In 1913 he became a member of the Ukrainian Medical Society. In 1915-1918 he lived and worked in Kyiv. From 1918, he served in the Ukrainian Galician Army and taught at the School of Red Yeomanry in Kyiv. He was arrested and imprisoned. He worked as a doctor at the Red Cross clinic.
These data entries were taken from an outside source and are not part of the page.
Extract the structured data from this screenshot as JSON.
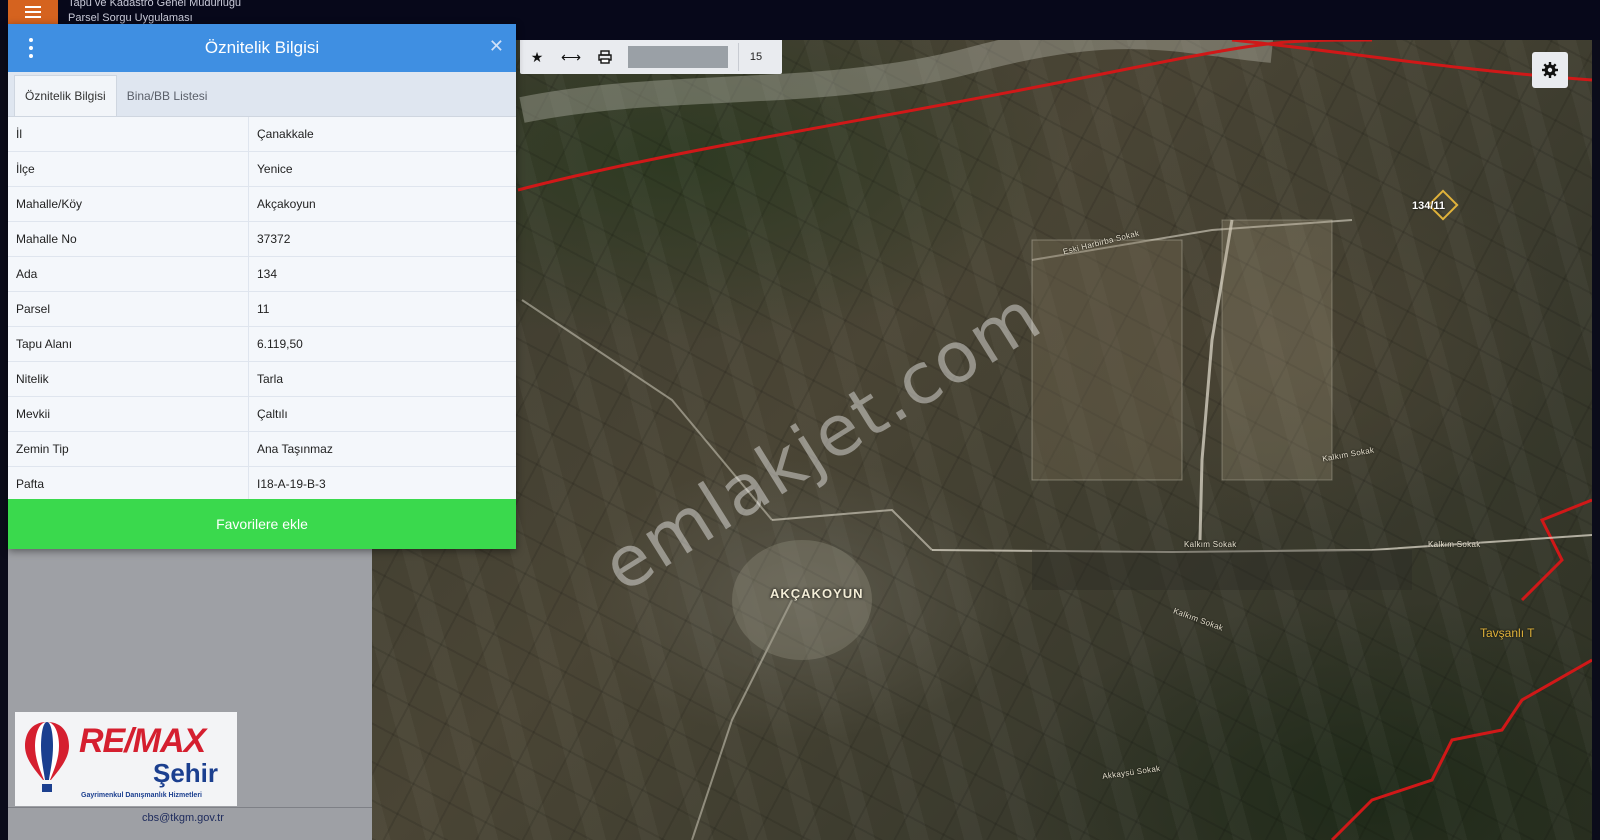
{
  "header": {
    "agency": "Tapu ve Kadastro Genel Müdürlüğü",
    "app_name": "Parsel Sorgu Uygulaması"
  },
  "map": {
    "village_label": "AKÇAKOYUN",
    "area_label": "Tavşanlı T",
    "parcel_label": "134/11",
    "street_labels": [
      "Kalkım Sokak",
      "Kalkım Sokak",
      "Kalkım Sokak",
      "Akkaysü Sokak",
      "Kalkım Sokak",
      "Eski Harbirba Sokak"
    ],
    "watermark": "emlakjet.com"
  },
  "toolbar": {
    "zoom_level": "15",
    "icons": [
      "star-icon",
      "measure-icon",
      "print-icon"
    ]
  },
  "panel": {
    "title": "Öznitelik Bilgisi",
    "tabs": [
      {
        "label": "Öznitelik Bilgisi",
        "active": true
      },
      {
        "label": "Bina/BB Listesi",
        "active": false
      }
    ],
    "rows": [
      {
        "key": "İl",
        "value": "Çanakkale"
      },
      {
        "key": "İlçe",
        "value": "Yenice"
      },
      {
        "key": "Mahalle/Köy",
        "value": "Akçakoyun"
      },
      {
        "key": "Mahalle No",
        "value": "37372"
      },
      {
        "key": "Ada",
        "value": "134"
      },
      {
        "key": "Parsel",
        "value": "11"
      },
      {
        "key": "Tapu Alanı",
        "value": "6.119,50"
      },
      {
        "key": "Nitelik",
        "value": "Tarla"
      },
      {
        "key": "Mevkii",
        "value": "Çaltılı"
      },
      {
        "key": "Zemin Tip",
        "value": "Ana Taşınmaz"
      },
      {
        "key": "Pafta",
        "value": "I18-A-19-B-3"
      }
    ],
    "favorite_button": "Favorilere ekle"
  },
  "sidebar": {
    "email": "cbs@tkgm.gov.tr"
  },
  "logo": {
    "brand": "RE/MAX",
    "city": "Şehir",
    "tagline": "Gayrimenkul Danışmanlık Hizmetleri"
  },
  "colors": {
    "header_blue": "#3f8fe2",
    "favorite_green": "#3ad94d",
    "menu_orange": "#d5631f",
    "boundary_red": "#d01818",
    "remax_red": "#d51f2f",
    "remax_blue": "#1b3f8f"
  }
}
In the fall of 1923, after returning to Galicia, J. Lopatinsky opened a medical practice in Holohory, Zolochiv district. He settled in the village of Holohory. In Holohory he was active in public education. He created a village choir, a reading room, a drama group, and maintained creative ties with the Zolochiv Boyan Music Society. In 1935, the community of Zolochiv organized a concert of Lopatinsky's works, which was attended by the author himself.

Much of the artist's music is lost. He was the founder of the cooperative "Torban Music Publishers".

He died in January 1936 and was buried in Holohirky.

His works include
Opera.

"Aeneas on a Journey" (libretto by M. Kurtseba based on the poem by I. Kotliarevsky, 1911);
"Oksana (1914, lost, unfinished);
"The Tale of the Rocks" (libretto, 1926);
"The Dream of the Sagittarius (unfinished);
children's opera "The Star of Happiness" (20s, unfinished).
Instrumental works

works for brass band, including the march for brass band "Echo from Ukraine";
"Trifles" for violin and piano;
6 collections of "Ukrainian Dances" for piano (1905-1913);
waltzes.
Other works

operetta "A Glass of Water" (1911);
music to the comedy "Mother-in-law" (1898);
the chorus "Arise, Ukraine!" (lyrics by S. Yarychevsky, 1905);
solos (about 100) - "Ancient Spring" (lyrics by Lesya Ukrainka, 1887), "Dream" (lyrics by O. Makonei, 1904), "Clouds" (lyrics by M. Voronoi, 1906), "My Heart Burns" (lyrics by Lesya Ukrainka), "How to Make a Good Life" (lyrics by M. Voronoi). Lesya Ukrainka), "As You Hear in the Night" (lyrics by Ivan Franko, 1910), "I Loved You" (lyrics by Alexander Pushkin, in Ukrainian), "In the Forest by the Ford" (lyrics by Taras Shevchenko).
Honors.
Honorary member of the Vienna Authors' Union.